THE CHILDREN OF THE SUN.

"Oneiza!"

"My love—my lord!"

"Look upon me with thy lustrous eyes till I see my image dancing in them. O my beautiful, my beloved! Tell me, Oneiza! when the song of the nightingale warbles across the lake, what dost thou think of then?"

"Of thee—of thee, my adored one!"

"And when the stars are glittering in heaven like sapphires in thine ebon hair—what then, Oneiza?"

"Of thee—still of thee!"

"When the humming-bird is stooping o'er the chalice of the flower,—when the sweet azalea blossom bursts brightly from the bower,—when the very breeze is loaded with odour and perfume, and the murmur of the hidden brook comes singing through the gloom,—when the fire-flies light the thicket like spangles struck from gold,—when all the buds that love the morn their tiny cups unfold,—when the dew is falling warmest on blade, and leaf, and tree—where is thy soul, Oneiza?"

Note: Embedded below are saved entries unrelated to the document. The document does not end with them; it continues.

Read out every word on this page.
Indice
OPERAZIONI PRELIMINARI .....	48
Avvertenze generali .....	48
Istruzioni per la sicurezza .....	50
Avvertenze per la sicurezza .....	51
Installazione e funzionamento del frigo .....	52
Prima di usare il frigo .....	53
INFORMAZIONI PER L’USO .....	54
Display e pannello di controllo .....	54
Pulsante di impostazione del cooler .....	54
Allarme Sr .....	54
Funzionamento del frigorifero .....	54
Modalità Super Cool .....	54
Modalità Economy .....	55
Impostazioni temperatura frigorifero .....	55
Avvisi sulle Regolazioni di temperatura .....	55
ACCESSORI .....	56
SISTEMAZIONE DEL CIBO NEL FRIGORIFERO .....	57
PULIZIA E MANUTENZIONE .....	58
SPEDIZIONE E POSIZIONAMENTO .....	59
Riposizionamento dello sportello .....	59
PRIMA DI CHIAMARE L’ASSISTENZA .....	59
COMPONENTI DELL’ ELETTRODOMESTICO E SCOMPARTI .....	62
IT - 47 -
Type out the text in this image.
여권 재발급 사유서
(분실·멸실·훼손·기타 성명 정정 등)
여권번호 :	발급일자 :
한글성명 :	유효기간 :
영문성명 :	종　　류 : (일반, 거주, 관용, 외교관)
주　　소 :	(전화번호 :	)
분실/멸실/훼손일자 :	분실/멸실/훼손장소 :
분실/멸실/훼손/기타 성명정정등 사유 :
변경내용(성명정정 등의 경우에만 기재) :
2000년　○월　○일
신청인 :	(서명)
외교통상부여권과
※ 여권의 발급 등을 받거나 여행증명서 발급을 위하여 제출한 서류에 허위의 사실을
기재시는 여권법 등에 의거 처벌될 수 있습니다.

"With thee, my love! with thee!"

Never, surely, since the first blight fell upon Eden, did the virgin moon look down upon a lovelier or a more innocent pair!! Manco Capl was of the race of the Incas, whom tradition asserted to be the direct offspring of the sun. But a shrewd physiological observer would have had no difficulty in recognising the traces of a descent more human but not less illustrious. The clustering curls, the dark eye, the aquiline nose, and the full underlip, of the young Inca, bore a striking resemblance to that ideal of beauty which far transcends the product of the Grecian chisel. They were the features of a prince of the Captivity—of a leader of the most ancient race that ever issued from the defiles of the Caucasus. For it is not to Assyria, or even to Thibet, that we must look for a solution of the great mystery attendant upon the departure of the Ten Tribes; They were not destined to remain by the streams of Babylon, hewers of wood and drawers of water in an unkind and alien country. The Israelitish spirit, which in former times had expanded to the strength of a Sampson, would not brook such a degradation, and the second mighty pilgrimage of the nation was even more prolonged than the first. At length they reached a land of rest and refuge;—Dan took possession of Mexico, and Zebulon was located in Peru.